La durée de la détention provisoire, 171 jours en l'espèce, n'est pas non plus un facteur aggravant du préjudice moral mais un élément d'appréciation de celui-ci.
S'agissant de ses conditions de détention, la surpopulation de la maison d'arrêt de [Localité 4] est évoquée par un rapport de l'Observatoire International des Prisons qui relève un taux d'occupation de 129,4 % date du mois de janvier 2023. Dans la mesure où M. [Y] a été incarcéré entre le 26 octobre 2021 et le 15 avril 2022, soit antérieurement à la publication de ce rapport, il ne peut en être tenu compte. C'est ainsi que le requérant échoue à démontrer l'existence de conditions particulières de détention qui lui sont propres.
Selon la jurisprudence de la Commission Nationale de Réparation des Détentions, le sentiment d'injustice ne peut être retenu comme un facteur aggravant du préjudice moral.

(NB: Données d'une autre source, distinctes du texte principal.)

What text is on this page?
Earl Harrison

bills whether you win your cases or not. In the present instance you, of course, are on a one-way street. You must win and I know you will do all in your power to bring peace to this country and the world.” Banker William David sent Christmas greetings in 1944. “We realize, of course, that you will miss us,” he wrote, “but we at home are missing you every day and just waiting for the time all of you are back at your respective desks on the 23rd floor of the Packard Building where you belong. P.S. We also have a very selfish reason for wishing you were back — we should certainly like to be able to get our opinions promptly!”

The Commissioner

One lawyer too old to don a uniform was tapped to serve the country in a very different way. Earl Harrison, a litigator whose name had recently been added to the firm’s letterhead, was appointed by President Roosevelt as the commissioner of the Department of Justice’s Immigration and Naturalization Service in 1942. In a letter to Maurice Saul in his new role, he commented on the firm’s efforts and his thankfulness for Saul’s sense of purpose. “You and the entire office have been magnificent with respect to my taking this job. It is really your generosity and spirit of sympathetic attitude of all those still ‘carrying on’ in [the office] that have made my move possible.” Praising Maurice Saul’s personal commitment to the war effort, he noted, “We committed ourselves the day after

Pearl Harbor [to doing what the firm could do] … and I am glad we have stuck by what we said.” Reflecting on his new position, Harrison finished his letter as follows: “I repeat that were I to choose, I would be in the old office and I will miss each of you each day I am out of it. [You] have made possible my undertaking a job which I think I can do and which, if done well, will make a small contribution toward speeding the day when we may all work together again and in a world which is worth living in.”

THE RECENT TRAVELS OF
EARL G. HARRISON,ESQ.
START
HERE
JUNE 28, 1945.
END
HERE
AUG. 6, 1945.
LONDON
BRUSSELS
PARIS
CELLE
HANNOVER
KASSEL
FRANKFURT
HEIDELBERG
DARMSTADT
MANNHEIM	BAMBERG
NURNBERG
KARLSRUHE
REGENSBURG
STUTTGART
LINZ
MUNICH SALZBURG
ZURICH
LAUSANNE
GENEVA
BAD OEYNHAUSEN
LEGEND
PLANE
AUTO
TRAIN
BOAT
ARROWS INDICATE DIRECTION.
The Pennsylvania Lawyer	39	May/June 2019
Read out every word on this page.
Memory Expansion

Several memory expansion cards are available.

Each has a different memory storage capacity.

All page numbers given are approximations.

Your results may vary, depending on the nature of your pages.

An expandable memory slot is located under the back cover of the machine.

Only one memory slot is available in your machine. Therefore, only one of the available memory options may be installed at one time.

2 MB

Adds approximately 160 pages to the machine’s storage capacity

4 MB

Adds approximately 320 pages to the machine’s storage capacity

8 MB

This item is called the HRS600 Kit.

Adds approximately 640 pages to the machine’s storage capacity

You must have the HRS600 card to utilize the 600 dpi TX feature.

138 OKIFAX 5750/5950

S'agissant de la barrière linguistique, il y a lieu de noter que M. [Y] est de nationalité malienne et était assisté par un interprète lors de l'audience devant la 13e chambre du tribunal correctionnel de Bobigny. Pour autant, le requérant est en France depuis 2009 et il y travaillait régulièrement. Il avait donc au moins quelques rudiments de la langue française. C'est ainsi que la barrière linguistique ne constituera que partiellement un facteur d'aggravation de son choc carcéral.
C'est ainsi qu'au vu de ces différents éléments, il sera alloué à M. [Y] une somme de 15 000 euros en réparation de son préjudice moral.
- Sur le préjudice matériel
- préjudice lié à la perte de chance d'exercer un emploi rémunéré :
M. [Y] considère qu'il a perdu une chance de pouvoir exercer une activité professionnelle rémunérée durant sa détention provisoire, alors qu'il a accompli des prestations au titre d'emplois intérimaires depuis son arrivée en France en 2015 et a repris une activité professionnelle dés sa sortie de prison en 2022. C'est ainsi que son incarcération pendant trois mois l'a empêché d'occuper un emploi rémunéré et de côtiser aux caisses de retraite et d'allocation chomage. C'est poyurquoi, il sollicite en réparation de ce préjudice l'allocation d'une somme de 4 000 euros.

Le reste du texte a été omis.